Pleasant fellow travelers sharing a good meal - Copyright 2007: Patsy Salvado

7. A feeling of security –  Another point worth respect.  Many safari nations have recently had conflict or may border countries with strife.  Botswana is a pleasant and generally safe destination, but this is not our local neighborhood.  And of course there are the animals.  When I had the punctured tire noted above, I was in the middle of a vast herd of Cape Buffalo, miles from any help.  When another vehicle with friends on board pulled up to offer assistance, my feeling of security jumped way up.

8. Getting attention – Not on my top 10, but we must admit that everyone has their own needs.  It is nice to know that someone will tailor their efforts to accommodate yours.  As a photographer, I want the great view angle.  As a wildlife lover, I want the ‘inside story’ a guide can provide.  If guides know this is important to you and deliver this attention, it will make the trip special.

9. Your health – Easily taken for granted, but on my last trip into the bush, one of my dear friends had a stomach problem.  He missed two days of the trip staying at the lodge.  That’s two days in the bush he will never get back.

10. A feeling of freedom – (Not to be confused with the feeling that one can abuse the park) One of the special points of a safari is that you are in nature and it is about your experience with nature.  For me, a self drive trip gives me that freedom to go or do what I want while in the reserve.  I would re-name this point “flexibility”.  With this renaming, I would make this point one of my top two. Some safari groups have a very fixed schedule.  If freedom and flexibility are important to you, make sure you ask the right questions before you travel.

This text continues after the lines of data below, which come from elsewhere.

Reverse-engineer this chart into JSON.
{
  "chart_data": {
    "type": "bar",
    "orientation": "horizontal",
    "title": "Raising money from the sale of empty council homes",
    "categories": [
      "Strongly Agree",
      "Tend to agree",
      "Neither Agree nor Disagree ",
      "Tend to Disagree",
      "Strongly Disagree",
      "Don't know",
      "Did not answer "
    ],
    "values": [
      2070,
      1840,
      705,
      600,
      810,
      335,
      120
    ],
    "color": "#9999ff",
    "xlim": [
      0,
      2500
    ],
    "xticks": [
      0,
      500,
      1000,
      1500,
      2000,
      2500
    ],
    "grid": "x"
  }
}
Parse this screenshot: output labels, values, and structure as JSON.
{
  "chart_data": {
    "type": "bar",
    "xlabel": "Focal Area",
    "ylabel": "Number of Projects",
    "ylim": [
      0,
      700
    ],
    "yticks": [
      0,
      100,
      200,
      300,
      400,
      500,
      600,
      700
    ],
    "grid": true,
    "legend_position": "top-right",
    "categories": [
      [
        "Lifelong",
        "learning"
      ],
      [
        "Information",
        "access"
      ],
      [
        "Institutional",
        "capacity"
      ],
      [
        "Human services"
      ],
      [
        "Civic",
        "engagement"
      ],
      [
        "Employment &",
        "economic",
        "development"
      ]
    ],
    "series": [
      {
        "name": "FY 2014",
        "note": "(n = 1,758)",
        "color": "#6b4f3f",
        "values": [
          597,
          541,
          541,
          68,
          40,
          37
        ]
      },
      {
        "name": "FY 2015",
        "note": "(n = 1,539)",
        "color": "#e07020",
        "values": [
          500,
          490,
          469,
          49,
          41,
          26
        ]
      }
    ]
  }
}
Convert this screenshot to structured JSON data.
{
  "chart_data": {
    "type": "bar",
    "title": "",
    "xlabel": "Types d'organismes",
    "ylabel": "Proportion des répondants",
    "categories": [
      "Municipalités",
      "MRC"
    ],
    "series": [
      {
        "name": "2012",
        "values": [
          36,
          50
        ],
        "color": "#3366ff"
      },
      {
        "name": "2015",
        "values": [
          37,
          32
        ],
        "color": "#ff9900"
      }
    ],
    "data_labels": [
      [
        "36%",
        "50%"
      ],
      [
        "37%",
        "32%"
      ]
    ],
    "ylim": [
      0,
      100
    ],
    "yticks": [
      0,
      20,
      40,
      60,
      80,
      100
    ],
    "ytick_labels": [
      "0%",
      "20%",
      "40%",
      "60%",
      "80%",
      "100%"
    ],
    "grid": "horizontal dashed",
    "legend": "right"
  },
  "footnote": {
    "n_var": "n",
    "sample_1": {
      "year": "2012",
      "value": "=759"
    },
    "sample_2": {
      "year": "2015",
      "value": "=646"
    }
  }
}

So that was Johan’s top 10.  Not a bad list at all.

As a photographer, I must add one more to the list: Comfort with my equipment – Many go on photo safari trips and have little or limited understanding of how to move the camera’s focus points, how to use aperture priority or shutter priority or even how to replace the battery on the camera.  Knowing one’s equipment really allows one to focus on the safari experience without worry of missing the shot.

Paul Salvado's knowledge of his equipment insures he will get the shot he wants. - copyright 2007: patsy Salvado

I have given my comments and would love to hear yours!